[LU-187] umount hang when running conf-sanity test 29 Created: 02/Apr/11 Updated: 30/May/13 Resolved: 01/Jun/11 |
|
| Status: | Closed |
| Project: | Lustre |
| Component/s: | None |
| Affects Version/s: | Lustre 2.1.0 |
| Fix Version/s: | None |
| Type: | Bug | Priority: | Minor |
| Reporter: | Sarah Liu | Assignee: | Jian Yu |
| Resolution: | Cannot Reproduce | Votes: | 0 |
| Labels: | None | ||
| Attachments: |
|
| Severity: | 3 |
| Rank (Obsolete): | 8477 |
| Description |
|
umount mds hang when running conf-sanity test 29 MDS: INFO: task umount:24781 blocked for more than 120 seconds. |
| Comments |
| Comment by Peter Jones [ 02/Apr/11 ] |
|
Yu Jian Can you please try and understand the cause of this hang?
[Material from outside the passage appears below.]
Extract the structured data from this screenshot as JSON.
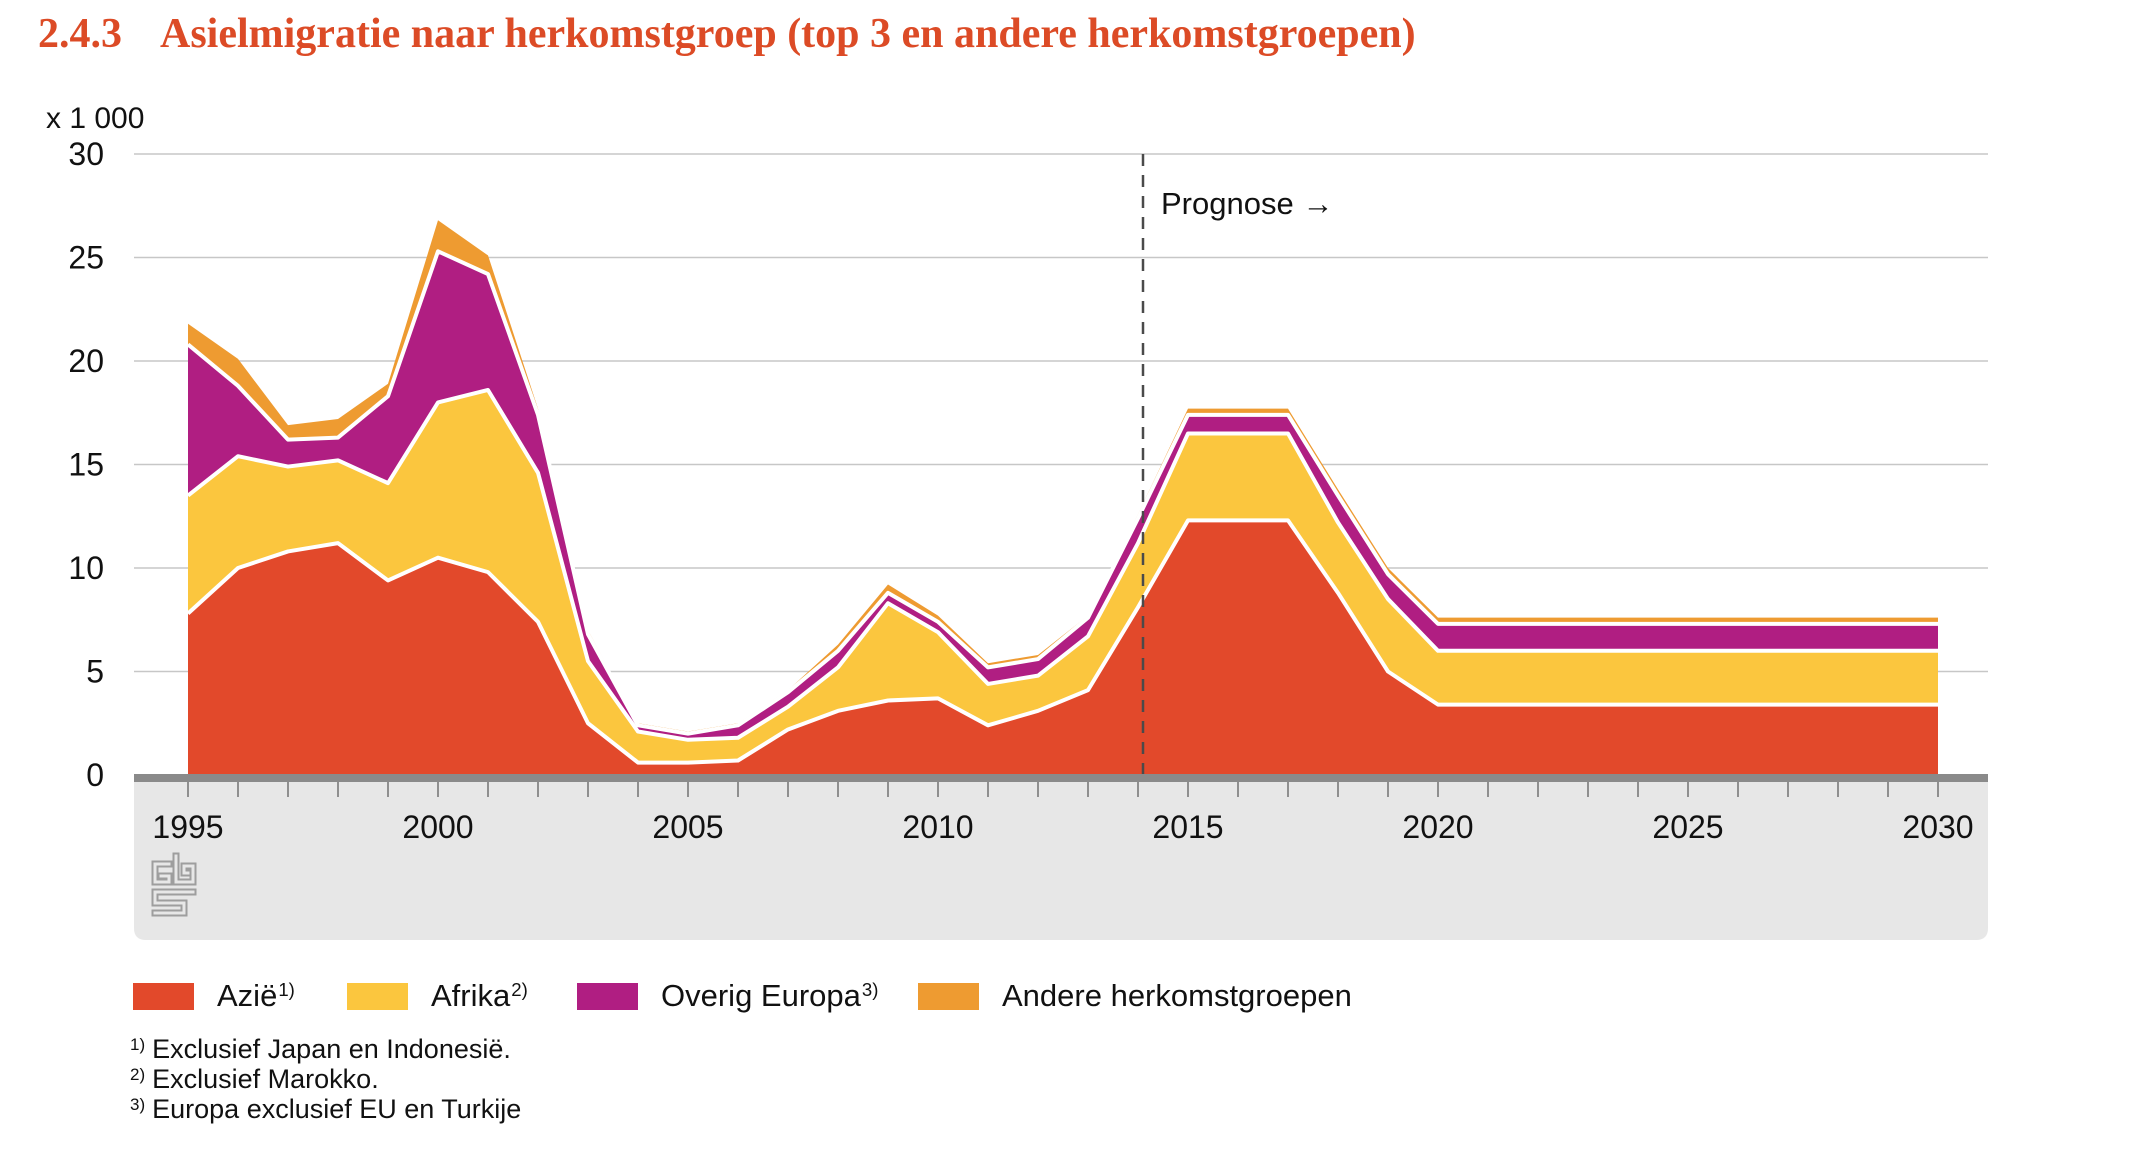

Thanks Peter |
| Comment by Jian Yu [ 20/Apr/11 ] |
|
From the syslog of the MDS node, we could see: Lustre: Permanently reactivating lustre-OST0001 Lustre: lustre-OST0001-osc-MDT0000: Connection to service lustre-OST0001 via nid 192.168.4.129@o2ib was lost; in progress operations using this service will wait for recovery to complete. LustreError: 167-0: This client was evicted by lustre-OST0001; in progress operations using this service will fail. Lustre: lustre-OST0001-osc-MDT0000: Connection restored to service lustre-OST0001 using nid 192.168.4.129@o2ib. LustreError: 11-0: an error occurred while communicating with 192.168.4.129@o2ib. The ost_set_info operation failed with -107 After reactivating the lustre-OST0001, the communication between MDS and OSS hit -107 (-ENOTCONN, Transport endpoint is not connected) error. Sarah, do you have the dmesg/syslog of the OSS node? I could not reproduce this issue on Toro cluster, and then could not figure out what happened on the OSS node. |
| Comment by Sarah Liu [ 20/Apr/11 ] |
|
sorry, I don't have those logs. I will try to reproduce this bug and gather the logs. |
| Comment by Jian Yu [ 01/Jun/11 ] |
|
The issue has not been reproduced for two months. Let's close the ticket. If you hit the issue again, please feel free to reopen it. |
| Comment by Colin Faber [X] (Inactive) [ 22/Jun/11 ] |
|
Hi, I'm able to reproduce this pretty reliably: INFO: task touch:22268 blocked for more than 120 seconds. |
| Comment by Stephen Champion [ 30/May/13 ] |
|
I tripped over this running acceptance on a SLES11SP1 / Lustre 2.1.5 client : crash> bt 24884 I doubt I'll have time to spare chasing it down, but I can make the core and logs available to anyone who wants to take a look. |